Thursday, April 12, 2007

Haryana's sex ratio changes drastically as efforts pay off

Gulf News, By Ajay JhaChief, Correspondent

New Delhi: The skewed sex-ratio in Haryana has changed drastically with girls outnumbering boys in many parts of the state now. A state government survey has thrown up the heartening news that stringent implementation of various laws and better awareness has helped increase the number of girl child during the past five years. The 2001 census had put Haryana on the alert as it had emerged as one of the states with the worst sex ratio with 861 females for 1,000 males. The situation had become so bad that people in many villages, particularly in Jat-community-dominated areas, had started looking for brides for their eligible youngsters from tribal areas of Jharkhand and Orissa.

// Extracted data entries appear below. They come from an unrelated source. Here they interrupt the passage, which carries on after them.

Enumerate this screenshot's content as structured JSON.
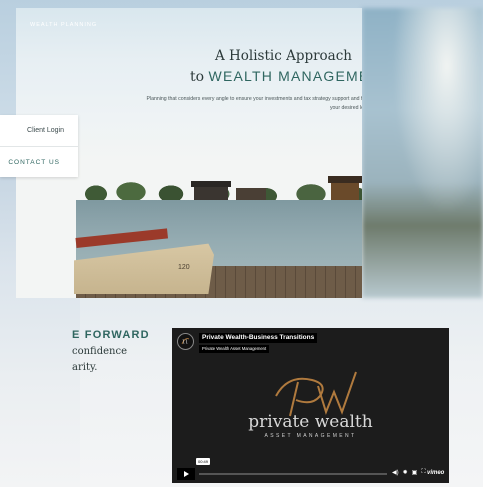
{
  "hero": {
    "eyebrow": "WEALTH PLANNING",
    "title_line1": "A Holistic Approach",
    "title_line2_prefix": "to",
    "title_line2_accent": "WEALTH MANAGEMENT.",
    "subtitle": "Planning that considers every angle to ensure your investments and tax strategy support and further your desired legacy.",
    "bench_number": "120"
  },
  "menu": {
    "client_login": "Client Login",
    "contact_us": "CONTACT US"
  },
  "section": {
    "heading": "E FORWARD",
    "line1": "confidence",
    "line2": "arity."
  },
  "video": {
    "title": "Private Wealth-Business Transitions",
    "subtitle": "Private Wealth Asset Management",
    "brand_name": "private wealth",
    "brand_tagline": "ASSET MANAGEMENT",
    "time": "00:49",
    "provider": "vimeo",
    "icons": [
      "play-icon",
      "volume-icon",
      "settings-icon",
      "pip-icon",
      "fullscreen-icon"
    ]
  },
  "colors": {
    "accent": "#2f6660",
    "text": "#2c3a3a",
    "video_bg": "#1c1c1c",
    "monogram": "#b07a3e"
  }
}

Successive state governments since have taken various measures. Besides coming down heavily on private clinics doing sex determination tests that was attributed to the rising incidents of female foeticide, the state administration announced monetary incentives to parents giving birth to girl child, free education and government help in the form of cash at the time of their marriage. Findings of the survey conducted across 25 villages have surprised many. Most of these villages now have more girls compared to boys in the age group 0-6 years. While girls outnumber boys in this age group in Bhiwani district, the ratio that stood at 871 female for 1,000 male in Hisar district in 2001 has increased by 7 per cent with the figure standing at 901 female for 1,000 male.

The situation has changed even in urban areas of the state with girl child outnumbering boys in several towns. According to a Haryana government spokesman here, the provincial government is now planning to have similar surveys conducted in the entire state. Continuing with the carrot and stick policy (rewarding those having more than one daughter and punishing those indulging in female foeticide) and giving wider publicity to achievements of these villages are going to be part of the government policy.